Black Box wines

Is there really a difference between cheap and expensive wine, and can most wine consumers tell the difference? Yes and no.

After all, wine has been made the same way for thousands of years. Then and now, grapes are grown, harvested when ripe, stomped or pressed, placed in vat or container to ferment, then separated from skins, seeds and pith to be bottled into hopefully a palatable libation.

Ancient wines were generally pretty terrible, as evidenced by the fact they often had other ingredients like honey or roots or spices added to them to make them more pleasing.

Modernization of the wine industry has made it unnecessary to add anything to wine to make it more palatable. The consistency of modern-day winemaking makes it more difficult to determine the difference between the quality of expensive vs. inexpensive wines.

Last week on NBC’s Today Show, national investigative journalist Jeff Rossen, of Rossen Report fame, showed once again a wine social experiment conducted in New York in 2016 with a young savvy group of wine-tasters.

The group was invited to a Rossen Report wine tasting to determine if these experienced wine aficionados could tell the difference between cheap and expensive wine. The guests were not told that all of the wines they would be tasting were Black Box boxed wines, which if bottled would sell for about $5.

Prior to the arrival of the guests, Rossen’s staff filled bottles from boxes of sauvignon blanc and pinot noir. They had fancy labels printed reading “Boite du vin” (French for “box wine”).

Rossen worked the room during the course of the evening, questioning guests for their opinions on wines served. All guests gave favorable reviews, using words like “refreshing,” “smooth,” “yummy,” “full bodied” and “spice notes.” In other words, there was a lot of wine-speak in the room.

After the initial tasting, Rossen asked guests to evaluate two different glasses of wine and then tell which of the two wines they liked best. He did not tell them the glasses were filled from the same box. In each instance, the guests all had a preference, although the wines were identically the same.

Before revealing the ruse, Rossen asked guests how much they would be willing to pay for the wines served that evening. All questioned said they would pay from $20 to $48 dollars for such a bottle.

All took the deception in good stride when the facts of the evening were revealed. When asked if they would serve the wines they had enjoyed that evening, one participant answered affirmatively — if Rosen would loan her his fancy bottles.

While Rossen tricked his guests, even experts can be fooled if they are tasting wine blindly, even after being truthfully told one wine is expensive and the other is not. Wine literature is replete with examples of such experiments, proving experts can be fooled.

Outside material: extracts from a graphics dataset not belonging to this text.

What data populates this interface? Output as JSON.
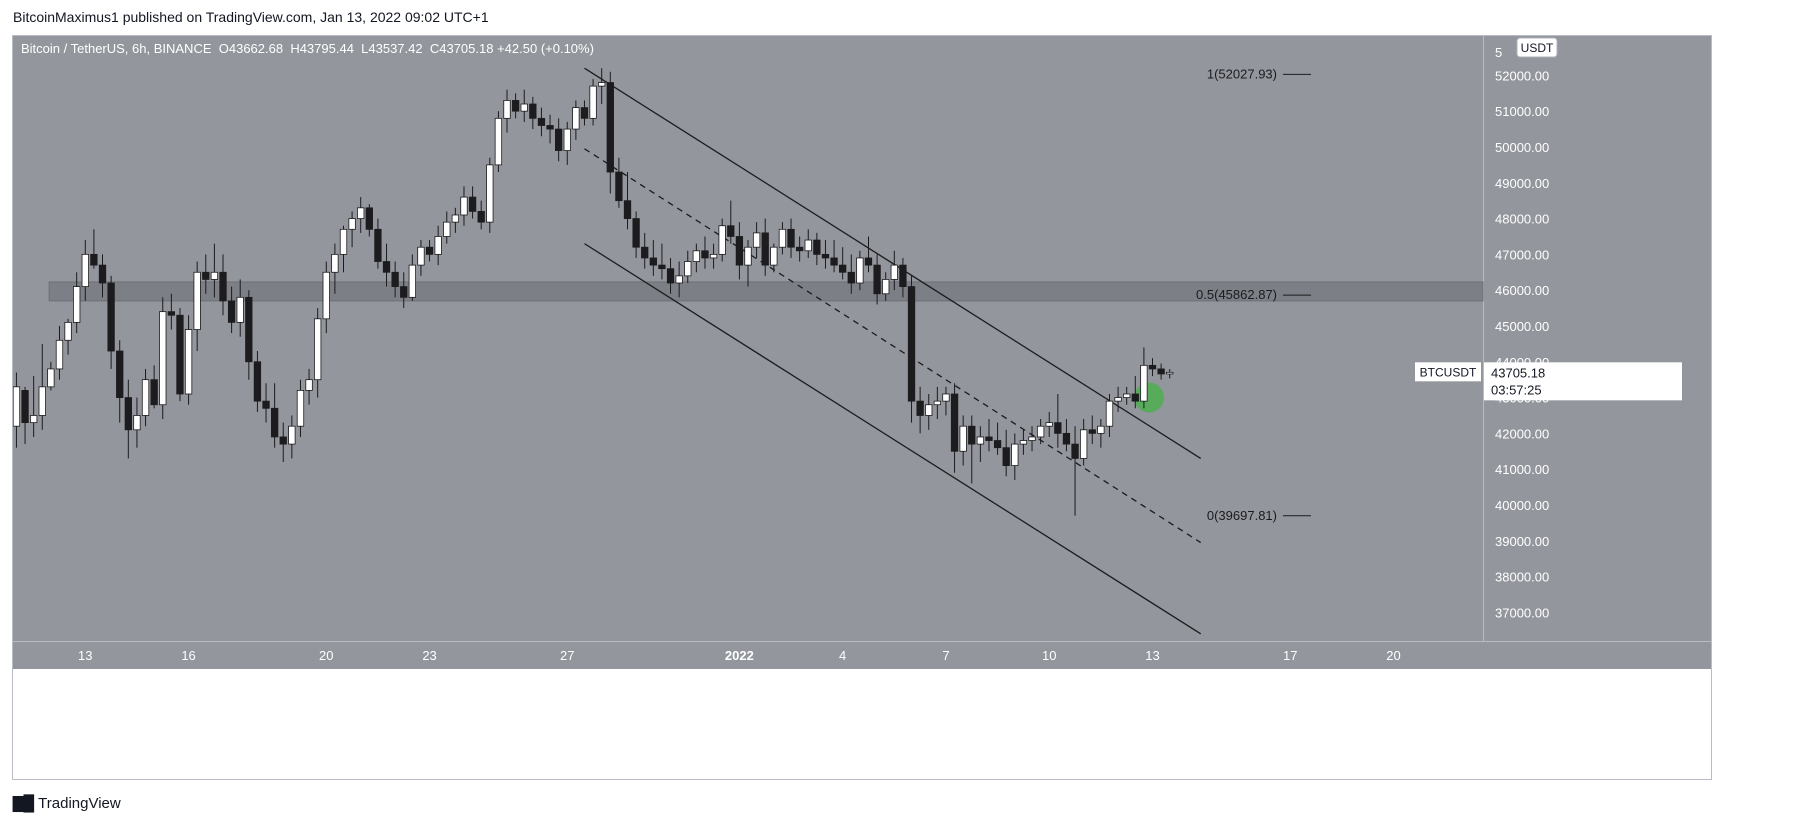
{
  "header": {
    "published_line": "BitcoinMaximus1 published on TradingView.com, Jan 13, 2022 09:02 UTC+1"
  },
  "footer": {
    "brand_label": "TradingView",
    "logo_icon": "tradingview-logo-icon"
  },
  "chart_data": {
    "type": "candlestick",
    "symbol_line": "Bitcoin / TetherUS, 6h, BINANCE",
    "ohlc_line": {
      "o_label": "O",
      "o_value": "43662.68",
      "h_label": "H",
      "h_value": "43795.44",
      "l_label": "L",
      "l_value": "43537.42",
      "c_label": "C",
      "c_value": "43705.18",
      "change": "+42.50 (+0.10%)"
    },
    "currency_badge": "USDT",
    "price_scale": {
      "ylim": [
        36200,
        53100
      ],
      "ticks": [
        "52000.00",
        "51000.00",
        "50000.00",
        "49000.00",
        "48000.00",
        "47000.00",
        "46000.00",
        "45000.00",
        "44000.00",
        "43000.00",
        "42000.00",
        "41000.00",
        "40000.00",
        "39000.00",
        "38000.00",
        "37000.00"
      ],
      "top_partial_tick": "5"
    },
    "time_axis": {
      "labels": [
        {
          "text": "13",
          "day": 0
        },
        {
          "text": "16",
          "day": 3
        },
        {
          "text": "20",
          "day": 7
        },
        {
          "text": "23",
          "day": 10
        },
        {
          "text": "27",
          "day": 14
        },
        {
          "text": "2022",
          "day": 19,
          "bold": true
        },
        {
          "text": "4",
          "day": 22
        },
        {
          "text": "7",
          "day": 25
        },
        {
          "text": "10",
          "day": 28
        },
        {
          "text": "13",
          "day": 31
        },
        {
          "text": "17",
          "day": 35
        },
        {
          "text": "20",
          "day": 38
        }
      ],
      "day_range": [
        -2.1,
        40.6
      ]
    },
    "current_price": {
      "symbol": "BTCUSDT",
      "price": "43705.18",
      "countdown": "03:57:25",
      "value": 43705.18
    },
    "fib_levels": [
      {
        "label": "1(52027.93)",
        "value": 52027.93
      },
      {
        "label": "0.5(45862.87)",
        "value": 45862.87
      },
      {
        "label": "0(39697.81)",
        "value": 39697.81
      }
    ],
    "support_zone": {
      "from_day": -1.05,
      "to_day": 40.6,
      "low": 45700,
      "high": 46230
    },
    "channel": {
      "upper": {
        "from": [
          14.5,
          52200
        ],
        "to": [
          32.4,
          41300
        ]
      },
      "middle": {
        "from": [
          14.5,
          49950
        ],
        "to": [
          32.4,
          38950
        ]
      },
      "lower": {
        "from": [
          14.5,
          47300
        ],
        "to": [
          32.4,
          36400
        ]
      }
    },
    "highlight_circle": {
      "day": 30.9,
      "price": 43000,
      "color": "#4caf50"
    },
    "colors": {
      "background": "#93969c",
      "up_candle": "#ffffff",
      "down_candle": "#1c1c1f",
      "wick": "#1c1c1f",
      "channel_line": "#1c1c1f",
      "zone": "#7c7f85",
      "text": "#ffffff"
    },
    "candles": [
      [
        -2.0,
        42200,
        43700,
        41600,
        43300
      ],
      [
        -1.75,
        43200,
        43300,
        41700,
        42300
      ],
      [
        -1.5,
        42300,
        43600,
        41900,
        42500
      ],
      [
        -1.25,
        42500,
        44500,
        42100,
        43300
      ],
      [
        -1.0,
        43300,
        44000,
        43200,
        43800
      ],
      [
        -0.75,
        43800,
        45000,
        43500,
        44600
      ],
      [
        -0.5,
        44600,
        45200,
        44200,
        45100
      ],
      [
        -0.25,
        45100,
        46500,
        44800,
        46100
      ],
      [
        0.0,
        46100,
        47400,
        45700,
        47000
      ],
      [
        0.25,
        47000,
        47700,
        46600,
        46700
      ],
      [
        0.5,
        46700,
        47000,
        45800,
        46200
      ],
      [
        0.75,
        46200,
        46400,
        43800,
        44300
      ],
      [
        1.0,
        44300,
        44600,
        42300,
        43000
      ],
      [
        1.25,
        43000,
        43500,
        41300,
        42100
      ],
      [
        1.5,
        42100,
        43000,
        41600,
        42500
      ],
      [
        1.75,
        42500,
        43800,
        42200,
        43500
      ],
      [
        2.0,
        43500,
        43900,
        42700,
        42800
      ],
      [
        2.25,
        42800,
        45800,
        42400,
        45400
      ],
      [
        2.5,
        45400,
        45900,
        44900,
        45300
      ],
      [
        2.75,
        45300,
        45500,
        42900,
        43100
      ],
      [
        3.0,
        43100,
        45300,
        42800,
        44900
      ],
      [
        3.25,
        44900,
        46800,
        44300,
        46500
      ],
      [
        3.5,
        46500,
        47000,
        45900,
        46300
      ],
      [
        3.75,
        46300,
        47300,
        45800,
        46500
      ],
      [
        4.0,
        46500,
        47000,
        45300,
        45700
      ],
      [
        4.25,
        45700,
        46100,
        44800,
        45100
      ],
      [
        4.5,
        45100,
        46300,
        44700,
        45800
      ],
      [
        4.75,
        45800,
        46000,
        43500,
        44000
      ],
      [
        5.0,
        44000,
        44300,
        42600,
        42900
      ],
      [
        5.25,
        42900,
        43400,
        42300,
        42700
      ],
      [
        5.5,
        42700,
        43400,
        41600,
        41900
      ],
      [
        5.75,
        41900,
        42300,
        41200,
        41700
      ],
      [
        6.0,
        41700,
        42500,
        41300,
        42200
      ],
      [
        6.25,
        42200,
        43500,
        41900,
        43200
      ],
      [
        6.5,
        43200,
        43800,
        42800,
        43500
      ],
      [
        6.75,
        43500,
        45500,
        43000,
        45200
      ],
      [
        7.0,
        45200,
        46800,
        44800,
        46500
      ],
      [
        7.25,
        46500,
        47300,
        45900,
        47000
      ],
      [
        7.5,
        47000,
        47800,
        46500,
        47700
      ],
      [
        7.75,
        47700,
        48200,
        47200,
        48000
      ],
      [
        8.0,
        48000,
        48600,
        47600,
        48300
      ],
      [
        8.25,
        48300,
        48400,
        47500,
        47700
      ],
      [
        8.5,
        47700,
        48000,
        46600,
        46800
      ],
      [
        8.75,
        46800,
        47300,
        46100,
        46500
      ],
      [
        9.0,
        46500,
        46800,
        45800,
        46100
      ],
      [
        9.25,
        46100,
        46500,
        45500,
        45800
      ],
      [
        9.5,
        45800,
        47000,
        45700,
        46700
      ],
      [
        9.75,
        46700,
        47400,
        46400,
        47200
      ],
      [
        10.0,
        47200,
        47400,
        46800,
        47000
      ],
      [
        10.25,
        47000,
        47800,
        46700,
        47500
      ],
      [
        10.5,
        47500,
        48200,
        47300,
        47900
      ],
      [
        10.75,
        47900,
        48300,
        47600,
        48100
      ],
      [
        11.0,
        48100,
        48900,
        47800,
        48600
      ],
      [
        11.25,
        48600,
        48900,
        48000,
        48200
      ],
      [
        11.5,
        48200,
        48500,
        47700,
        47900
      ],
      [
        11.75,
        47900,
        49700,
        47600,
        49500
      ],
      [
        12.0,
        49500,
        51000,
        49300,
        50800
      ],
      [
        12.25,
        50800,
        51600,
        50400,
        51300
      ],
      [
        12.5,
        51300,
        51500,
        50800,
        51000
      ],
      [
        12.75,
        51000,
        51600,
        50700,
        51200
      ],
      [
        13.0,
        51200,
        51400,
        50500,
        50800
      ],
      [
        13.25,
        50800,
        51100,
        50300,
        50600
      ],
      [
        13.5,
        50600,
        50900,
        50100,
        50500
      ],
      [
        13.75,
        50500,
        50800,
        49600,
        49900
      ],
      [
        14.0,
        49900,
        50700,
        49500,
        50500
      ],
      [
        14.25,
        50500,
        51300,
        50200,
        51100
      ],
      [
        14.5,
        51100,
        51300,
        50600,
        50800
      ],
      [
        14.75,
        50800,
        51900,
        50600,
        51700
      ],
      [
        15.0,
        51700,
        52200,
        51200,
        51800
      ],
      [
        15.25,
        51800,
        52100,
        48700,
        49300
      ],
      [
        15.5,
        49300,
        49700,
        48300,
        48500
      ],
      [
        15.75,
        48500,
        49300,
        47700,
        48000
      ],
      [
        16.0,
        48000,
        48200,
        46900,
        47200
      ],
      [
        16.25,
        47200,
        47600,
        46600,
        46900
      ],
      [
        16.5,
        46900,
        47400,
        46400,
        46700
      ],
      [
        16.75,
        46700,
        47300,
        46300,
        46600
      ],
      [
        17.0,
        46600,
        46900,
        45900,
        46200
      ],
      [
        17.25,
        46200,
        46800,
        45800,
        46400
      ],
      [
        17.5,
        46400,
        47100,
        46200,
        46800
      ],
      [
        17.75,
        46800,
        47300,
        46500,
        47100
      ],
      [
        18.0,
        47100,
        47500,
        46600,
        46900
      ],
      [
        18.25,
        46900,
        47300,
        46600,
        47000
      ],
      [
        18.5,
        47000,
        48000,
        46800,
        47800
      ],
      [
        18.75,
        47800,
        48500,
        47300,
        47500
      ],
      [
        19.0,
        47500,
        47900,
        46300,
        46700
      ],
      [
        19.25,
        46700,
        47400,
        46100,
        47200
      ],
      [
        19.5,
        47200,
        47900,
        46900,
        47600
      ],
      [
        19.75,
        47600,
        48000,
        46400,
        46700
      ],
      [
        20.0,
        46700,
        47300,
        46500,
        47200
      ],
      [
        20.25,
        47200,
        47900,
        47000,
        47700
      ],
      [
        20.5,
        47700,
        48000,
        46900,
        47200
      ],
      [
        20.75,
        47200,
        47500,
        46800,
        47100
      ],
      [
        21.0,
        47100,
        47700,
        46900,
        47400
      ],
      [
        21.25,
        47400,
        47600,
        46700,
        47000
      ],
      [
        21.5,
        47000,
        47400,
        46600,
        46900
      ],
      [
        21.75,
        46900,
        47400,
        46500,
        46700
      ],
      [
        22.0,
        46700,
        47200,
        46300,
        46500
      ],
      [
        22.25,
        46500,
        47000,
        45900,
        46200
      ],
      [
        22.5,
        46200,
        47100,
        46000,
        46900
      ],
      [
        22.75,
        46900,
        47500,
        46500,
        46700
      ],
      [
        23.0,
        46700,
        47000,
        45600,
        45900
      ],
      [
        23.25,
        45900,
        46500,
        45700,
        46300
      ],
      [
        23.5,
        46300,
        47100,
        46000,
        46700
      ],
      [
        23.75,
        46700,
        46900,
        45800,
        46100
      ],
      [
        24.0,
        46100,
        46400,
        42300,
        42900
      ],
      [
        24.25,
        42900,
        43300,
        42000,
        42500
      ],
      [
        24.5,
        42500,
        43100,
        42100,
        42800
      ],
      [
        24.75,
        42800,
        43300,
        42400,
        42900
      ],
      [
        25.0,
        42900,
        43300,
        42500,
        43100
      ],
      [
        25.25,
        43100,
        43400,
        40900,
        41500
      ],
      [
        25.5,
        41500,
        42500,
        41100,
        42200
      ],
      [
        25.75,
        42200,
        42500,
        40600,
        41700
      ],
      [
        26.0,
        41700,
        42200,
        41200,
        41900
      ],
      [
        26.25,
        41900,
        42400,
        41500,
        41800
      ],
      [
        26.5,
        41800,
        42300,
        41400,
        41600
      ],
      [
        26.75,
        41600,
        42100,
        40800,
        41100
      ],
      [
        27.0,
        41100,
        42000,
        40700,
        41700
      ],
      [
        27.25,
        41700,
        42100,
        41400,
        41800
      ],
      [
        27.5,
        41800,
        42200,
        41500,
        41900
      ],
      [
        27.75,
        41900,
        42400,
        41700,
        42200
      ],
      [
        28.0,
        42200,
        42600,
        41900,
        42300
      ],
      [
        28.25,
        42300,
        43100,
        41600,
        42000
      ],
      [
        28.5,
        42000,
        42400,
        41500,
        41700
      ],
      [
        28.75,
        41700,
        42200,
        39700,
        41300
      ],
      [
        29.0,
        41300,
        42400,
        41100,
        42100
      ],
      [
        29.25,
        42100,
        42500,
        41700,
        42000
      ],
      [
        29.5,
        42000,
        42400,
        41600,
        42200
      ],
      [
        29.75,
        42200,
        43100,
        41900,
        42900
      ],
      [
        30.0,
        42900,
        43300,
        42600,
        43000
      ],
      [
        30.25,
        43000,
        43300,
        42800,
        43100
      ],
      [
        30.5,
        43100,
        43600,
        42700,
        42900
      ],
      [
        30.75,
        42900,
        44400,
        42700,
        43900
      ],
      [
        31.0,
        43900,
        44100,
        43600,
        43800
      ],
      [
        31.25,
        43800,
        43950,
        43500,
        43660
      ],
      [
        31.5,
        43660,
        43795,
        43537,
        43705
      ]
    ]
  }
}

One such experiment was undertaken by Frederic Brochet, a researcher from Bordeaux who asked 57 wine experts to evaluate two glasses of red wine. Unbeknownst to the tasters, one of the wines was actually a white wine that had been tinted with red food coloring. Not one of the 57 wine experts picked up on the fact that the colored wine was actually a white wine.

In a second test, Brochet poured generic red Bordeaux into two different bottles, one with a grand cru label and the other with an ordinary table wine label. Though the wines were identical, the one with the fancy grand cru label got favorable reviews from the experts, while the table wine was described as “weak,” “short,” “light,” “flat” and “faulty.”

Is there a moral to all of this? Yes, don’t be guided by price alone, because it is not necessarily an indication of quality.

Taste an array of wines without price consideration. Don’t dismiss a wine because it is moderately priced, but most of all, don’t let price influence expectations for a wine’s performance.

For the new year, aspire to drink wines you find pleasing — even if they come from a can, box or an etched bottle.